Call Now For A Free Consultation: 803-359-5520
Columbia - Lexington Bankruptcy Lawyer

The Ethics of Bankruptcy

By Columbia – Lexington Bankruptcy Attorney Lex Rogerson

integrity - optimizedBankruptcy courts expect debtors to act in good faith, which means being honest, cooperative, and fair.

A while back we discussed the moral obligation to pay debts and its effect on the decision to file. In short, we concluded that those who can pay debts should do so, but that if that’s not possible, filing bankruptcy is often a reasonable decision. Now let’s look at what a conscientious debtor should do once the decision is made to file.

Honesty and good faith

The bankruptcy code is chock full of requirements, direct and indirect, that the debtor act in good faith.

  • To get a chapter 13 plan confirmed, both the plan and the overall bankruptcy case must have been filed in good faith.
  • A chapter 7 case may be dismissed if the debtor acted in bad faith.
  • And if the debtor has been dismissed from bankruptcy in the last year, filing another bankruptcy case gives rise to a presumption of bad faith and, if not rebutted, limit the automatic stay that protects debtors against collection efforts.

In South Carolina and its sister states of the Fourth Circuit, a court determines good faith based not on a single indicator but rather on the totality of the circumstances. One of the most important factors is the honesty of the debtor in disclosing all the required financial information. In one notable case in this district, where the debtor was attempting to litigate an issue of precedent regarding social security benefits, he damaged his chances of success by failing to disclose all his income. Famous people have served time for hiding assets, including former major league all-star Lenny Dykstra and former University of South Carolina president James Holderman; retired NFL pro bowl Rick Sanford escaped prison but not a federal criminal conviction.

When my clients balk at discussing assets or transfers that can affect their bankruptcy cases, Holderman and Sanford provide important object lessons. I find most people will be entirely forthcoming if they understand that fudging a little is not only unacceptable but dangerous. The only workable approach is to disclose the whole truth to your lawyer so you can directly confront any problems before filing — not to dodge problems that can become devastating when they come to light too late.


The bankruptcy code requires every debtor to appear for questioning at a meeting of creditors and to cooperate with the trustee appointed for the case. Each debtor is required to provide the trustee with his most recent federal tax return and to file the most recent two months of pay stubs.  Trustees have the power to demand additional documents relating to the debtor’s. Failing to cooperate with trustee requests can mean no debts are discharged, and failing to provide tax returns or pay stubs timely can lead to automatic dismissal of the case.
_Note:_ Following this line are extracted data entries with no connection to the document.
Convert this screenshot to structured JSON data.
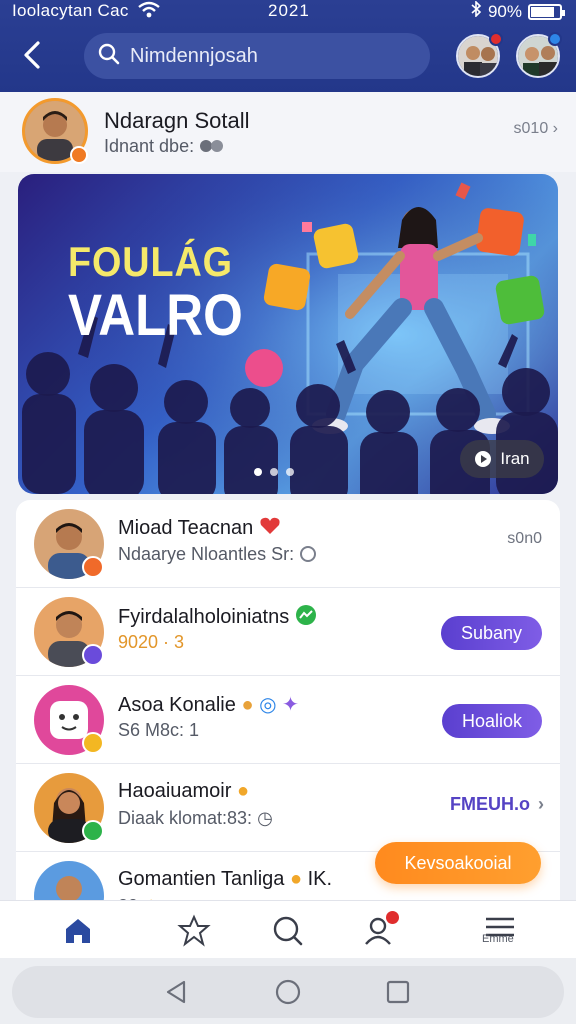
{
  "status": {
    "carrier": "Ioolacytan Cac",
    "clock": "2021",
    "battery": "90%",
    "battery_level": 0.9
  },
  "header": {
    "search_placeholder": "Nimdennjosah"
  },
  "profile": {
    "name": "Ndaragn Sotall",
    "sub": "Idnant dbe:",
    "right": "s010"
  },
  "banner": {
    "headline_1": "FOULÁG",
    "headline_2": "VALRO",
    "play_label": "Iran",
    "active_slide": 1,
    "slides": 3
  },
  "list": [
    {
      "name": "Mioad Teacnan",
      "sub": "Ndaarye Nloantles Sr:",
      "right_text": "s0n0"
    },
    {
      "name": "Fyirdalalholoiniatns",
      "sub": "9020 · 3",
      "button": "Subany"
    },
    {
      "name": "Asoa Konalie",
      "sub": "S6 M8c: 1",
      "button": "Hoaliok"
    },
    {
      "name": "Haoaiuamoir",
      "sub": "Diaak klomat:83:",
      "link": "FMEUH.o"
    },
    {
      "name": "Gomantien Tanliga",
      "suffix": "IK.",
      "sub": "20"
    }
  ],
  "fab_label": "Kevsoakooial",
  "tabbar": {
    "last_label": "Emme"
  },
  "colors": {
    "header": "#23378a",
    "accent_orange": "#ff8a1e",
    "accent_purple": "#6a4bdb"
  }
}
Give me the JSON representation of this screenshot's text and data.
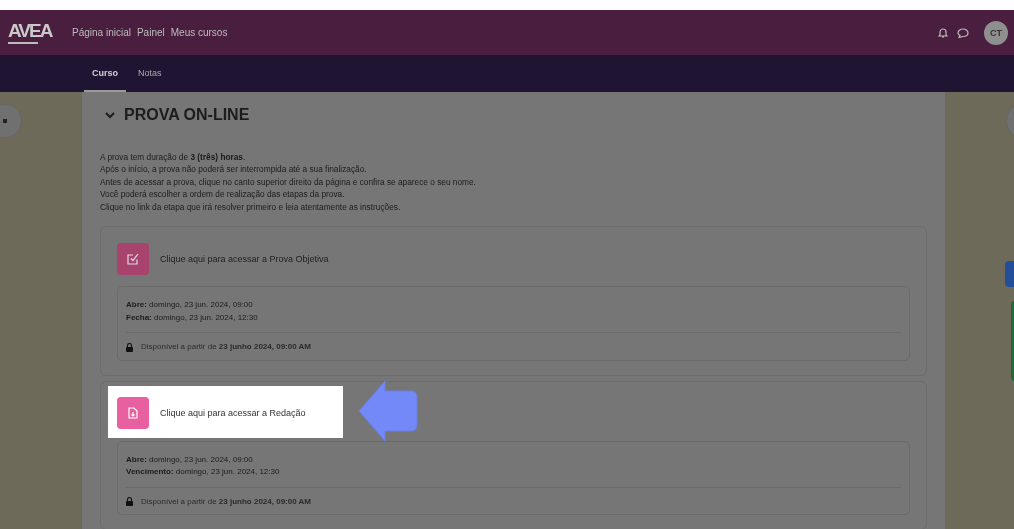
{
  "header": {
    "logo_text": "AVEA",
    "nav": [
      "Página inicial",
      "Painel",
      "Meus cursos"
    ],
    "avatar_initials": "CT"
  },
  "tabs": [
    {
      "label": "Curso",
      "selected": true
    },
    {
      "label": "Notas",
      "selected": false
    }
  ],
  "section": {
    "title": "PROVA ON-LINE",
    "expanded": true,
    "intro": [
      "A prova tem duração de **3 (três) horas**.",
      "Após o início, a prova não poderá ser interrompida até a sua finalização.",
      "Antes de acessar a prova, clique no canto superior direito da página e confira se aparece o seu nome.",
      "Você poderá escolher a ordem de realização das etapas da prova.",
      "Clique no link da etapa que irá resolver primeiro e leia atentamente as instruções."
    ],
    "activities": [
      {
        "kind": "quiz",
        "name": "Clique aqui para acessar a Prova Objetiva",
        "highlighted": false,
        "dates": [
          "**Abre:** domingo, 23 jun. 2024, 09:00",
          "**Fecha:** domingo, 23 jun. 2024, 12:30"
        ],
        "restriction": "Disponível a partir de **23 junho 2024, 09:00 AM**"
      },
      {
        "kind": "assignment",
        "name": "Clique aqui para acessar a Redação",
        "highlighted": true,
        "dates": [
          "**Abre:** domingo, 23 jun. 2024, 09:00",
          "**Vencimento:** domingo, 23 jun. 2024, 12:30"
        ],
        "restriction": "Disponível a partir de **23 junho 2024, 09:00 AM**"
      }
    ]
  }
}
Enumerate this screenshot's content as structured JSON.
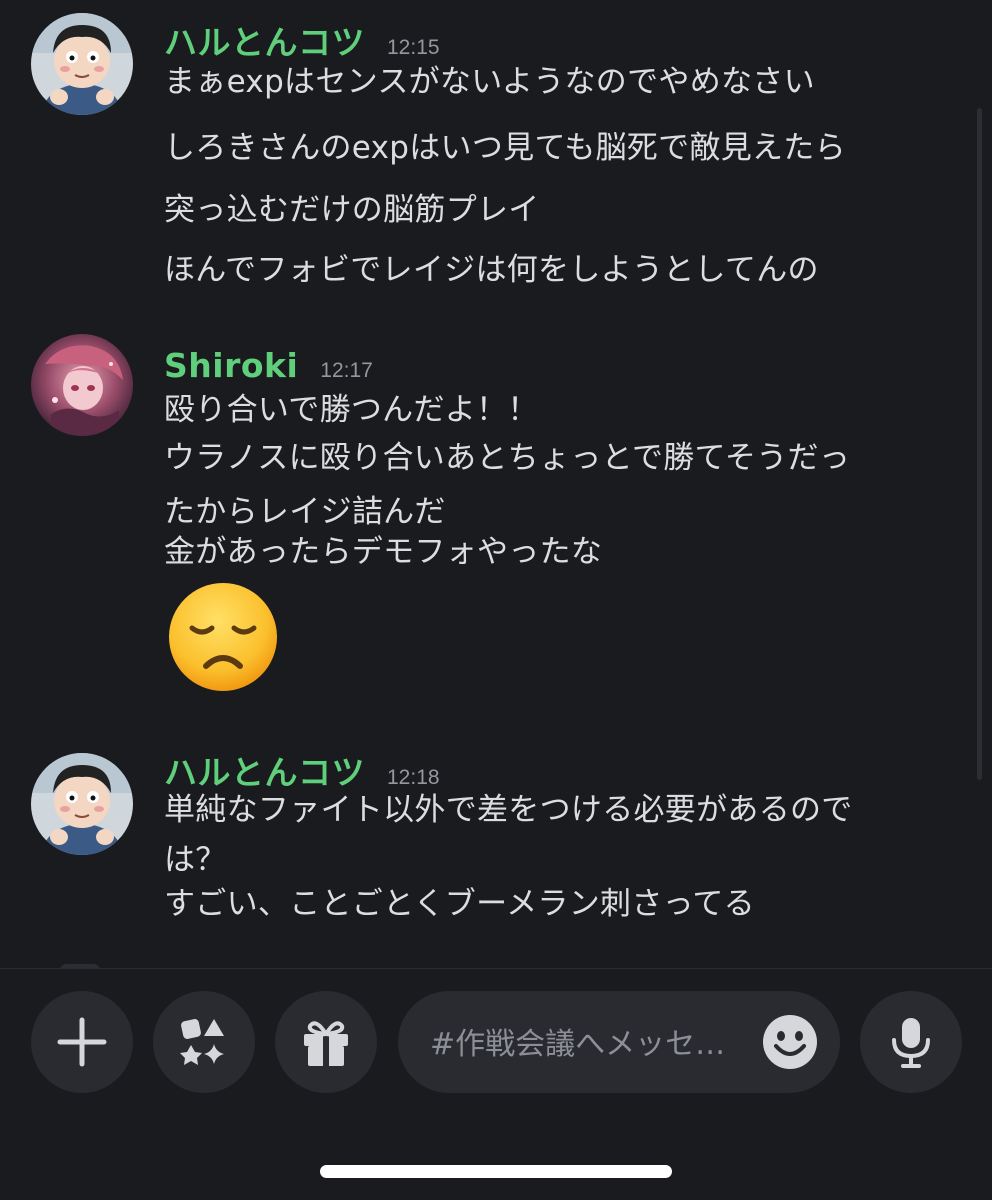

These requirements (and a few others) represent the bare minimum in cooperation. Smart debtors and their lawyers will respond to trustee requests fully and rapidly — the same day or the next day if at all possible — with full explanations and documentation. Prompt cooperation signals that you have nothing to hide, and making a trustee’s job easier pays big dividends in the long run.


Other factors affecting good faith include the debtor’s pre-filing conflict and the proposed treatment of creditors. Now, no creditor likes having its debt discharged, but bankruptcy courts understand that insolvency means creditors generally lose out. Courts are much less understanding when the debtor treats creditors poorly without justification.

The classic example — much touted by financial institutions but rare in practice — is incurring substantial new unsecured debt shortly before filing bankruptcy.  This can lead to the debt being declared fraudulent and not being discharged.  In an extreme case, the debtor could be prevented from discharging any debts.

Similarly, a debtor might finance a vehicle in a high interest loan (say, 12%) shortly before filing Chapter 13 and then propose to pay the car loan through the plan at the court’s standard rate (in the District of South Carolina, that’s currently 5.25%). The principal balance of the loan doesn’t change, but the lender loses the benefit if its interest bargain. Depending on the specific timing, such treatment can lead the court to find bad faith and deny confirmation.

The line between aggressive bankruptcy strategy and bad faith is not an easy one to draw, but it is an important one. It is a question of common sense, and it’s mostly a matter of degree. To use the old lawyer’s cliché, pigs get fed, but hogs get eaten.

The take-away

Filing bankruptcy inherently means altering the debtor’s legal obligations. Bankruptcy ethics don’t require that every creditor be paid in full. They do require that the debtor play by the rules, and the most important rule is honesty at every stage.